Moving file atomically with S3 AWS plugin

Hi there!

Sidenote I had to jump through quite some hoops because I wanted to be helpful and link to various source files and documentation files, but discource won’t allow me to use more than 2 links in a post. I’ve spend more time trying to figure out how to get around this, or how to become trusted than it took to write this entire post.

Here are the URLs, I’m trying to link to, annotated with [label]* in the post

  • The guide: https://shrinerb.com/docs/changing-location#1-update-the-location-generation
  • Direct upload guide: https://shrinerb.com/docs/direct-s3#strategy-a-dynamic
  • Source (using id as the location): https://github.com/shrinerb/shrine/blob/master/lib/shrine.rb#L204-L217
  • Source (atomic persist equality): https://github.com/shrinerb/shrine/blob/master/lib/shrine/uploaded_file.rb#L222-L229

Following this guide*, I’m trying to move files.

S3 and the file ID

When there is no generate_location present (so no method and no pretty_location plugin, or any other plugin that defines a generate_location method), the default of Shrine is to store files at the filename of id, as determined by the Direct Upload guide*, which states the "id" is used to determine where to store the file on S3.

According to [this source code]*, the location is used as the "id" value.

I don’t know if this is standard for all storage backends, but it was enough to find the (potential) underlying issue.

Atomic persist

The atomic persist implementation does an equality check on the uploaded file[s]. That’s implemented [here]*. In short: it compares the type (class), id and storage_key (e.g. "cache" / "store").
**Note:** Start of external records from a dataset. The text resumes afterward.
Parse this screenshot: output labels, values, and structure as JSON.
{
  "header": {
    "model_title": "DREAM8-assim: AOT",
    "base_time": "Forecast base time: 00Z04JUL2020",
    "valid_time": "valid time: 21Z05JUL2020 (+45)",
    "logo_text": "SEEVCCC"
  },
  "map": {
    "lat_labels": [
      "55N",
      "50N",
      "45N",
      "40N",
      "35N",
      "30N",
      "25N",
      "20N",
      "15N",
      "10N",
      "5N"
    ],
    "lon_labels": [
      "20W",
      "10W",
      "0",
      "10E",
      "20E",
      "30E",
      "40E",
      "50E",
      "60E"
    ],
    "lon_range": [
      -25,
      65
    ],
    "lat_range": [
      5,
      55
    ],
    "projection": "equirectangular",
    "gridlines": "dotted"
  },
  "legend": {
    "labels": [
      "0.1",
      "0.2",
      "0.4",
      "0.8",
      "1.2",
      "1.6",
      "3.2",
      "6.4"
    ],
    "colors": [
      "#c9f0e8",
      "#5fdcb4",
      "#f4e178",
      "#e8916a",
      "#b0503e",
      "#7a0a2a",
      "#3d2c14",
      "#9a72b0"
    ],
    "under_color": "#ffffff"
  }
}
A file with the exact same id and class but in different storages is, as expected, a different file. If everything matches, its the same file.

When changing metadata, derived versions, this is great. You can generate new derivatives, changed metadata and throw away the data if the underlying file is changed between the start of that process.

Problem

[The guide]* lays down the following steps:

  1. change or implement generate_location
  2. migrate (move) the existing files, either directly or via backgrounding
# Example code for step 2

begin
  attacher.atomic_persist           # persist changes if attachment has not changed in the meantime 
  old_attacher.destroy_attached     # delete files on old location 
rescue Shrine::AttachmentChanged,   # attachment has changed during reuploading 
         ActiveRecord::RecordNotFound # record has been deleted during reuploading 
  attacher.destroy_attached         # delete now orphaned files 
end

Since s3 moves the file by changing the ID, and the ID is used to determine equality, atomic_persist will always throw a Shrine::AttachmentChanged error, because it’s changing the location, which changes the ID, which makes them inequal.

Questions

  1. Is the guide incorrect? Or is the guide incomplete?
  2. Is there a Shrine-idiomatic solution for S3?
  3. Is using non-atomic persist "Good enough"™?

Workaround

I’m using #persist instead of #atomic_persist right now; and I can get some atomicity by transacting around persist, seeing if the original record filedata hasn’t changed. It works.

I hope everything is clear. I can set-up a minimal reproducible example, but this is all copied straight from the guide.

You are correct, this was a mistake in the guide. I’ve now corrected it to pass the current file to the Attacher#atomic_persist method.

It’s not terribly important to use atomic persisting, especially it’s not necessary if attachments are not editable for a given record.

Sorry for this, I forgot Discourse has this default, I’ve now removed the limit for number of links.

1 Like

Thank you for that change :slight_smile:

My questions have been answered and resolved.